In a reversal from just two years ago, lenders are once again agreeing to write down outstanding bank loans extended to real estate investors as the economy continues to rebound, analysts said.
As fundamentals such as rental rates and vacancy rates continue to improve, lending institutions such as J.P. Morgan Chase are increasingly willing to green-light write-downs, what accountants describe as a reduction in the book value of the real estate asset in question.
“First of all, the banks’ balance sheets are a lot stronger today than they were in 2009 and that gives them a lot more capacity for doing this,” said Robert O’Brien a vice chairman and U.S. real estate services leader at Deloitte. “And, besides that, we’re just seeing better fundamentals.”
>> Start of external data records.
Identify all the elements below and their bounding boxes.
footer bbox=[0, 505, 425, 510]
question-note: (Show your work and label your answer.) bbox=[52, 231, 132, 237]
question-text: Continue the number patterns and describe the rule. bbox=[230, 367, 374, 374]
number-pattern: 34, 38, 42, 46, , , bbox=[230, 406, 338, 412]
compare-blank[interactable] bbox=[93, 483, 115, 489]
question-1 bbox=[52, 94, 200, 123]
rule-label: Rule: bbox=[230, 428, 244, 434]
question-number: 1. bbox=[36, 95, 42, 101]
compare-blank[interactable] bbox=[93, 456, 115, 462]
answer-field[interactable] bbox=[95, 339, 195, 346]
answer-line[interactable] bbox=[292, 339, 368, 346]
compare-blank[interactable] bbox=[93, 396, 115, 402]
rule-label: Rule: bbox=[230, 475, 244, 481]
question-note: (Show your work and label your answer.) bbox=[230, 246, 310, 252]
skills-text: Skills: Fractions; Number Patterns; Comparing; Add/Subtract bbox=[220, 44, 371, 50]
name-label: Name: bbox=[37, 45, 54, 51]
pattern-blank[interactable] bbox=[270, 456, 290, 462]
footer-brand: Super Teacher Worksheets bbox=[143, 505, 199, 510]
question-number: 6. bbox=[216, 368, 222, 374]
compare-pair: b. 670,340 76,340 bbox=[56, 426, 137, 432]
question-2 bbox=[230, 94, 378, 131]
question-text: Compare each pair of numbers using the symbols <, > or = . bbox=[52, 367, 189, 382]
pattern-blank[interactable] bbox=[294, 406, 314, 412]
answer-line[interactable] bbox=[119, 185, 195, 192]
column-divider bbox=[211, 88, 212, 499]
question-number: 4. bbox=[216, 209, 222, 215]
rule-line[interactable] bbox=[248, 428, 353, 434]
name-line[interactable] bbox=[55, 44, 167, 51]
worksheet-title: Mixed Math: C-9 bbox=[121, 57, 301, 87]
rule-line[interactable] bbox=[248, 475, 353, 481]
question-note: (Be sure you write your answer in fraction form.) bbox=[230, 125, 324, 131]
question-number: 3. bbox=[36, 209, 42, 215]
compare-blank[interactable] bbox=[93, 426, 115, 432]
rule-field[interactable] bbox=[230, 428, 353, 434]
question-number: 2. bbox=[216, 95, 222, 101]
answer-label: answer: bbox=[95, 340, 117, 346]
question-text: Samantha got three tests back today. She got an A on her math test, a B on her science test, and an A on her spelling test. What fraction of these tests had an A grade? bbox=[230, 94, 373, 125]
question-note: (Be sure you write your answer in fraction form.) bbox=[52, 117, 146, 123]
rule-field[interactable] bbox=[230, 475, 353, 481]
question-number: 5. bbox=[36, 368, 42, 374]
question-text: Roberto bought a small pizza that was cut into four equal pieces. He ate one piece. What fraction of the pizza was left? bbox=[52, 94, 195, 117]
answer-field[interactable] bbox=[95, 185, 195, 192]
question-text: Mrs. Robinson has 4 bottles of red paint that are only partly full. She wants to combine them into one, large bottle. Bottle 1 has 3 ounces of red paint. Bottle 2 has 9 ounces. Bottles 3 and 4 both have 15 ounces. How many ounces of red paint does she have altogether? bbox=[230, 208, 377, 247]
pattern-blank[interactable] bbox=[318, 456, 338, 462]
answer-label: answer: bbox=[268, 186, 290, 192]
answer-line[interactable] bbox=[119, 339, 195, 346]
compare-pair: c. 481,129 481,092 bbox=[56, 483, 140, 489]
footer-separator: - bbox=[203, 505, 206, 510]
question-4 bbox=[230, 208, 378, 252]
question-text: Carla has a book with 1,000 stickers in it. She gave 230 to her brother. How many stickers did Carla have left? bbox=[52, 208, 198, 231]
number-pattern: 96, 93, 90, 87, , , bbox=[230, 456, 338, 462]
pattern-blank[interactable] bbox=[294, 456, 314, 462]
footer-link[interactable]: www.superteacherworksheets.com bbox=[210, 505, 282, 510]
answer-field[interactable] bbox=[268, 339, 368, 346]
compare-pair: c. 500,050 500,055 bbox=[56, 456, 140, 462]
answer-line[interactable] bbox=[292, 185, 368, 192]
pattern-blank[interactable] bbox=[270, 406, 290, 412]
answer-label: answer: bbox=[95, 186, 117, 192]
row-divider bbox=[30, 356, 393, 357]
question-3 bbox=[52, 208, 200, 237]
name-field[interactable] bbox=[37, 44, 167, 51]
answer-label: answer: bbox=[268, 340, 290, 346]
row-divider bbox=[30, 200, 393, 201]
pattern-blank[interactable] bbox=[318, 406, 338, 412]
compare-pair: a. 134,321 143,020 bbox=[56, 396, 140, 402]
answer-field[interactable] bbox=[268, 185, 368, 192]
Meanwhile, as ratings companies like Standard & Poor’s change their approach to rating properties and the certificates tied to commercial mortgage-backed securities, the market continues to open up, said Kenneth Weissenberg of EisnerAmper.
“The market will basically have to come up with new capital or financing to cover those debts as they become due,” said Mr. Weissenberg.”
While not entirely gone, the days of employing so-called “extend-and-pretend” strategies are dissipating, said Mr. O’Brien.
“It still happens to some extent, but it’s not as prevalent as it was in 2009-2010,” said Mr. O’Brien.
Trying to figure out where the abyss was back then was difficult for everyone—the lenders and the buyers—consequently, as the environment has changed in the last couple of years, the need to pretend and extend hasn’t been as necessary.”